Per migliorare lo stato dell’informazione l’unica via che vedo è quella, grossomodo, che mi sembra aver intrapreso proprio Fantasy Magazine (mentre altre testate Delos non stanno percorrendo la stessa strada, credo, ma le seguo poco). Ovvero mettere l’informazione in mano a gente che faccia informazione, non letteratura.
Spero di aver dato un contributo utile alla discussione.
(Riguardo l’embargo, il signor Sosio ha confermato quel che pensavo, ovvero che sia stato causato dal desiderio di D’Andrea che Fantasy Magazine non parli più di lui).
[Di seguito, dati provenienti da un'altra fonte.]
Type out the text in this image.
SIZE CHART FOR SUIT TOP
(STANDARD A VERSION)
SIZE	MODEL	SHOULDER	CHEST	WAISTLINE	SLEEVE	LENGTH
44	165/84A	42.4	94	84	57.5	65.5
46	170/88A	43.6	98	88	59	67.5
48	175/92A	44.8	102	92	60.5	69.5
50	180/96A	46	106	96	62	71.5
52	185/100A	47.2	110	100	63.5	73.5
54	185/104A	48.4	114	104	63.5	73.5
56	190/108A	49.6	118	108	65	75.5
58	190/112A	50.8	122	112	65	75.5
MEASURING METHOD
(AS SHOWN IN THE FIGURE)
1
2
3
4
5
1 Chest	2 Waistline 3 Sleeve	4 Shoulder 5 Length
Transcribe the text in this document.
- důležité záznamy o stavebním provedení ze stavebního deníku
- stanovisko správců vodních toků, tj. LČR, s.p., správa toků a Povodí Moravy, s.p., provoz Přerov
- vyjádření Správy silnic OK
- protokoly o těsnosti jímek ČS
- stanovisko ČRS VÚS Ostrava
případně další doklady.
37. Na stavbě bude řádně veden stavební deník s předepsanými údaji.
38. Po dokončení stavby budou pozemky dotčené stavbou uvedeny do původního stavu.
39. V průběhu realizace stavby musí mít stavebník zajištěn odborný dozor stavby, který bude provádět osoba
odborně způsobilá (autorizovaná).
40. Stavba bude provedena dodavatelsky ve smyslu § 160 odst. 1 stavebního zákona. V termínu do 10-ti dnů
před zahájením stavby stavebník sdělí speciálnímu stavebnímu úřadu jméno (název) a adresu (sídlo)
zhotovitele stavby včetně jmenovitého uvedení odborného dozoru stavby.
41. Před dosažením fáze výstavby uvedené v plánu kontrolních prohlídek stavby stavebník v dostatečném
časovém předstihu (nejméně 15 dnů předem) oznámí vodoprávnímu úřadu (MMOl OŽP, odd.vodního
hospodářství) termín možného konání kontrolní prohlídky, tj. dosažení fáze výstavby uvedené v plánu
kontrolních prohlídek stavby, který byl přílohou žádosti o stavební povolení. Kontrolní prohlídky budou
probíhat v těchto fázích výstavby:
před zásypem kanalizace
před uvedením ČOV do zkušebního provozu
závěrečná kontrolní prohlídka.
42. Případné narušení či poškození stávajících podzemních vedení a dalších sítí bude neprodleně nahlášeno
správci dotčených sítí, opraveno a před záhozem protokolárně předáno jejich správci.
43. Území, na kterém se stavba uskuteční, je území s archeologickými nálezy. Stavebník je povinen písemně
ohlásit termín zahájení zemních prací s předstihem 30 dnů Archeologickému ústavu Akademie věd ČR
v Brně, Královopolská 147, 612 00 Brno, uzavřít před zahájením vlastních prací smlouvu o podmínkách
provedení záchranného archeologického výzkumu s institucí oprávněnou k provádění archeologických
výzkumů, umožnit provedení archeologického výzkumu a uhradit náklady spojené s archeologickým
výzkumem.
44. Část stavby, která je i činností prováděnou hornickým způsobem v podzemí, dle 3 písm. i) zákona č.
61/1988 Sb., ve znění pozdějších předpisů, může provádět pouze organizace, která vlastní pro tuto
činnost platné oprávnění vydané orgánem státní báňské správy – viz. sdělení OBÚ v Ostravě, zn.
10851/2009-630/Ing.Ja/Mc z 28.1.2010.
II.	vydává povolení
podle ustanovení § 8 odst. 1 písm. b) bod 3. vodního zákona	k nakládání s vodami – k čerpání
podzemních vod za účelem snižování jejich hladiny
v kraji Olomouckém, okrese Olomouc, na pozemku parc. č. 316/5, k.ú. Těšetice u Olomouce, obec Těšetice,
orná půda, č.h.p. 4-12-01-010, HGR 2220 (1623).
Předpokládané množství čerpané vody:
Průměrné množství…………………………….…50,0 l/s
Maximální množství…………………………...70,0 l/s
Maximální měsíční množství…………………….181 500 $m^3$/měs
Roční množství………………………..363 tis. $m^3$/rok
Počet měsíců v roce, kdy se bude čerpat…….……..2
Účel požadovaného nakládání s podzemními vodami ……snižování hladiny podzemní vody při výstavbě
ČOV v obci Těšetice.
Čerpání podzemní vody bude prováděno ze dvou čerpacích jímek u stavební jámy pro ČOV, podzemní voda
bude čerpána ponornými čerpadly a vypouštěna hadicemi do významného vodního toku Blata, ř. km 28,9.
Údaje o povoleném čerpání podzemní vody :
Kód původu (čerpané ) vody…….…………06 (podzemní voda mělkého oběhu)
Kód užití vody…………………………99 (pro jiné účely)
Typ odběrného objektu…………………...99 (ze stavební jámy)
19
io sono ancora basito. Quando riceviamo mail per i nostri errori, di solito, chiediamo scusa e correggiamo. Abbiamo corretto anche stavolta, ma non certo per lo strepitio. E’ un atto dovuto. Ma sentirsi “cappi al collo”… Perchè? Per una formattazione sistemabile in men che non si dica? Mio nonno diceva “solo chi non lavora non sbaglia”. Quando commetto un errore mi assumo le responsabilità e non le scanso. E imparo la lezione.
Del cosiddetto “embargo” mi assumo la corresponsabilità. Chi non sarebbe titubante ad avere a che fare con chi ti insulta preventivamente, senza provare un contatto? In ogni caso nel suo blog è il Sig. D’Andrea che esplicitamente dice che preferisce che non parliamo di lui. Per cui va bene così. A ognuno le sue occupazioni.
Gli avessi risposto picche ad una eventuale mail, avrei compreso qualsiasi reazione “energica”, ma io se non me lo avessero detto, del suo strepito sul blog non lo avrei saputo mai. Non seguo tutti i blog possibili e immaginabili. Ma ho una mail redazionale, alla quale, i lettori e gli scrittori lo sanno, rispondo in tempo reale o quasi. Autori, amici, uffici stampa, lettori, altri redattori; le segnalazioni possono arrivare dalla fonti più disparate, se c’è qualche refuso lo correggo al volo. Ho sempre ringraziato per la segnalazione dell’errore. Anche coloro che lo segnalano sul forum, e i miei post stanno lì a provarlo.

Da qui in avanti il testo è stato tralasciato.